Needless to say, after graduation I left for college and never looked back.
I moved around a little spending some time in the Cleveland area and then Los Angeles, but an undiagnosed mental illness brought my life crashing down. I needed treatment and my family’s help, so I moved back to the area. That was twenty years ago.
Today, I live near where I grew up, but in Toledo. I have grown accustomed to all the conveniences of city life, and I love raising my daughter where there’s plenty of diversity and opportunity.
The strange thing is, I have become more fond of where I grew up as I’ve gotten older. Sure, I wanted to leave, but I can look back at a lot of good memories. Being a country kid was a lot of fun. Fireworks and bonfires. Swimming in the river. Spending hours playing in the woods. Seeing a million stars in the night sky.

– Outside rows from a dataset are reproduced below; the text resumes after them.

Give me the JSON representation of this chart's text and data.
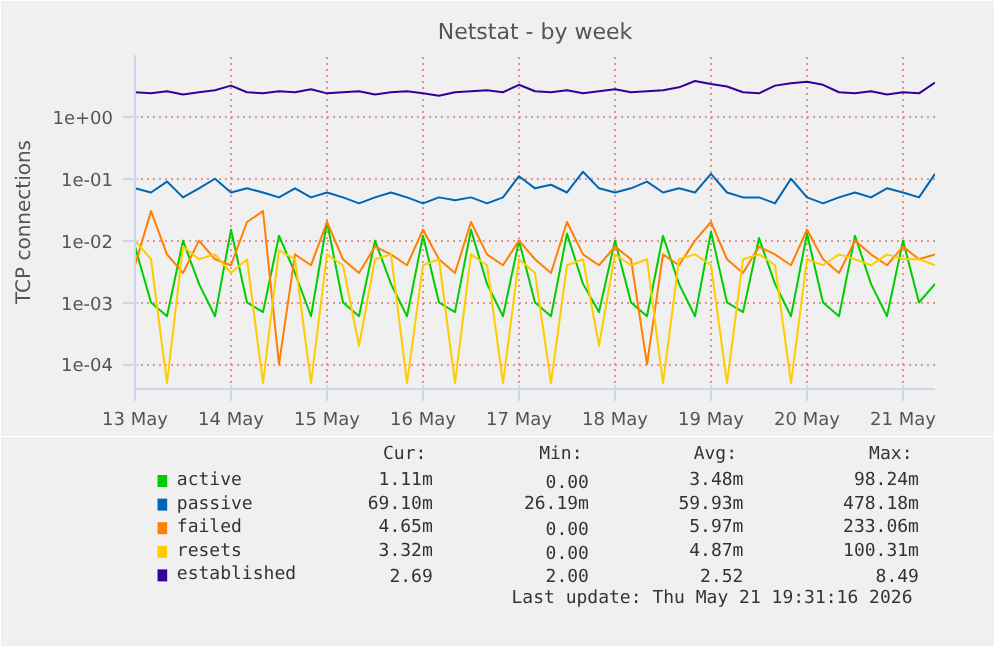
{
  "chart_data": {
    "type": "line",
    "title": "Netstat - by week",
    "ylabel": "TCP connections",
    "log": "y",
    "grid": true,
    "legend": "bottom",
    "xlim": [
      "2026-05-13T00:00",
      "2026-05-21T08:00"
    ],
    "xticks": [
      {
        "value": "2026-05-13",
        "label": "13 May"
      },
      {
        "value": "2026-05-14",
        "label": "14 May"
      },
      {
        "value": "2026-05-15",
        "label": "15 May"
      },
      {
        "value": "2026-05-16",
        "label": "16 May"
      },
      {
        "value": "2026-05-17",
        "label": "17 May"
      },
      {
        "value": "2026-05-18",
        "label": "18 May"
      },
      {
        "value": "2026-05-19",
        "label": "19 May"
      },
      {
        "value": "2026-05-20",
        "label": "20 May"
      },
      {
        "value": "2026-05-21",
        "label": "21 May"
      }
    ],
    "ylim": [
      4e-05,
      10
    ],
    "yticks": [
      {
        "value": 0.0001,
        "label": "1e-04"
      },
      {
        "value": 0.001,
        "label": "1e-03"
      },
      {
        "value": 0.01,
        "label": "1e-02"
      },
      {
        "value": 0.1,
        "label": "1e-01"
      },
      {
        "value": 1,
        "label": "1e+00"
      }
    ],
    "x": [
      "2026-05-13T00:00",
      "2026-05-13T04:00",
      "2026-05-13T08:00",
      "2026-05-13T12:00",
      "2026-05-13T16:00",
      "2026-05-13T20:00",
      "2026-05-14T00:00",
      "2026-05-14T04:00",
      "2026-05-14T08:00",
      "2026-05-14T12:00",
      "2026-05-14T16:00",
      "2026-05-14T20:00",
      "2026-05-15T00:00",
      "2026-05-15T04:00",
      "2026-05-15T08:00",
      "2026-05-15T12:00",
      "2026-05-15T16:00",
      "2026-05-15T20:00",
      "2026-05-16T00:00",
      "2026-05-16T04:00",
      "2026-05-16T08:00",
      "2026-05-16T12:00",
      "2026-05-16T16:00",
      "2026-05-16T20:00",
      "2026-05-17T00:00",
      "2026-05-17T04:00",
      "2026-05-17T08:00",
      "2026-05-17T12:00",
      "2026-05-17T16:00",
      "2026-05-17T20:00",
      "2026-05-18T00:00",
      "2026-05-18T04:00",
      "2026-05-18T08:00",
      "2026-05-18T12:00",
      "2026-05-18T16:00",
      "2026-05-18T20:00",
      "2026-05-19T00:00",
      "2026-05-19T04:00",
      "2026-05-19T08:00",
      "2026-05-19T12:00",
      "2026-05-19T16:00",
      "2026-05-19T20:00",
      "2026-05-20T00:00",
      "2026-05-20T04:00",
      "2026-05-20T08:00",
      "2026-05-20T12:00",
      "2026-05-20T16:00",
      "2026-05-20T20:00",
      "2026-05-21T00:00",
      "2026-05-21T04:00",
      "2026-05-21T08:00"
    ],
    "series": [
      {
        "name": "active",
        "color": "#00cc00",
        "values": [
          0.008,
          0.001,
          0.0006,
          0.01,
          0.002,
          0.0006,
          0.015,
          0.001,
          0.0007,
          0.012,
          0.003,
          0.0006,
          0.02,
          0.001,
          0.0006,
          0.01,
          0.002,
          0.0006,
          0.012,
          0.001,
          0.0007,
          0.015,
          0.002,
          0.0006,
          0.01,
          0.001,
          0.0006,
          0.013,
          0.002,
          0.0007,
          0.01,
          0.001,
          0.0006,
          0.012,
          0.002,
          0.0006,
          0.014,
          0.001,
          0.0007,
          0.011,
          0.002,
          0.0006,
          0.013,
          0.001,
          0.0006,
          0.012,
          0.002,
          0.0006,
          0.01,
          0.001,
          0.002
        ]
      },
      {
        "name": "passive",
        "color": "#0066b3",
        "values": [
          0.07,
          0.06,
          0.09,
          0.05,
          0.07,
          0.1,
          0.06,
          0.07,
          0.06,
          0.05,
          0.07,
          0.05,
          0.06,
          0.05,
          0.04,
          0.05,
          0.06,
          0.05,
          0.04,
          0.05,
          0.045,
          0.05,
          0.04,
          0.05,
          0.11,
          0.07,
          0.08,
          0.06,
          0.13,
          0.07,
          0.06,
          0.07,
          0.09,
          0.06,
          0.07,
          0.06,
          0.12,
          0.06,
          0.05,
          0.05,
          0.04,
          0.1,
          0.05,
          0.04,
          0.05,
          0.06,
          0.05,
          0.07,
          0.06,
          0.05,
          0.12
        ]
      },
      {
        "name": "failed",
        "color": "#ff8000",
        "values": [
          0.004,
          0.03,
          0.006,
          0.003,
          0.01,
          0.005,
          0.004,
          0.02,
          0.03,
          0.0001,
          0.006,
          0.004,
          0.02,
          0.005,
          0.003,
          0.008,
          0.006,
          0.004,
          0.015,
          0.005,
          0.003,
          0.02,
          0.006,
          0.004,
          0.01,
          0.005,
          0.003,
          0.02,
          0.006,
          0.004,
          0.008,
          0.005,
          0.0001,
          0.006,
          0.004,
          0.01,
          0.02,
          0.005,
          0.003,
          0.008,
          0.006,
          0.004,
          0.015,
          0.005,
          0.003,
          0.01,
          0.006,
          0.004,
          0.008,
          0.005,
          0.006
        ]
      },
      {
        "name": "resets",
        "color": "#ffcc00",
        "values": [
          0.01,
          0.005,
          5e-05,
          0.008,
          0.005,
          0.006,
          0.003,
          0.005,
          5e-05,
          0.007,
          0.005,
          5e-05,
          0.006,
          0.004,
          0.0002,
          0.005,
          0.006,
          5e-05,
          0.004,
          0.005,
          5e-05,
          0.006,
          0.004,
          5e-05,
          0.005,
          0.003,
          5e-05,
          0.004,
          0.005,
          0.0002,
          0.006,
          0.004,
          0.005,
          5e-05,
          0.005,
          0.006,
          0.004,
          5e-05,
          0.005,
          0.006,
          0.004,
          5e-05,
          0.005,
          0.004,
          0.006,
          0.005,
          0.004,
          0.006,
          0.005,
          0.005,
          0.004
        ]
      },
      {
        "name": "established",
        "color": "#330099",
        "values": [
          2.5,
          2.4,
          2.6,
          2.3,
          2.5,
          2.7,
          3.2,
          2.5,
          2.4,
          2.6,
          2.5,
          2.8,
          2.4,
          2.5,
          2.6,
          2.3,
          2.5,
          2.6,
          2.4,
          2.2,
          2.5,
          2.6,
          2.7,
          2.5,
          3.3,
          2.6,
          2.5,
          2.7,
          2.4,
          2.6,
          2.8,
          2.5,
          2.6,
          2.7,
          3.0,
          3.8,
          3.4,
          3.1,
          2.5,
          2.4,
          3.2,
          3.5,
          3.7,
          3.3,
          2.5,
          2.4,
          2.6,
          2.3,
          2.5,
          2.4,
          3.6
        ]
      }
    ],
    "annotations": [
      "Cur:",
      "Min:",
      "Avg:",
      "Max:",
      "1.11m",
      "0.00",
      "3.48m",
      "98.24m",
      "69.10m",
      "26.19m",
      "59.93m",
      "478.18m",
      "4.65m",
      "0.00",
      "5.97m",
      "233.06m",
      "3.32m",
      "0.00",
      "4.87m",
      "100.31m",
      "2.69",
      "2.00",
      "2.52",
      "8.49",
      "Last update: Thu May 21 19:31:16 2026"
    ]
  }
}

My daughter is such a city girl. She will never know what it’s like to live without pizza delivery or not having restaurants and stores within walking distance. Hell, there are four Target stores within twenty minutes of our house. She doesn’t know what it’s like to live somewhere where everyone looks like you.
But then again, my daughter has never seen thousands of lightning bugs blinking and hovering over the alfalfa field behind my childhood home.
I wouldn’t want to move back to where I grew up, and I certainly wouldn’t want to raise my daughter there, but I’m at a point now where I can look back and say it wasn’t all bad.
Can you relate? What was it like where you grew up compared to where you live now? Maybe you stayed in the same place or maybe you made some changes like me. Do you look back at your hometown with fond memories…or at least realize that it wasn’t as backward as you thought it was?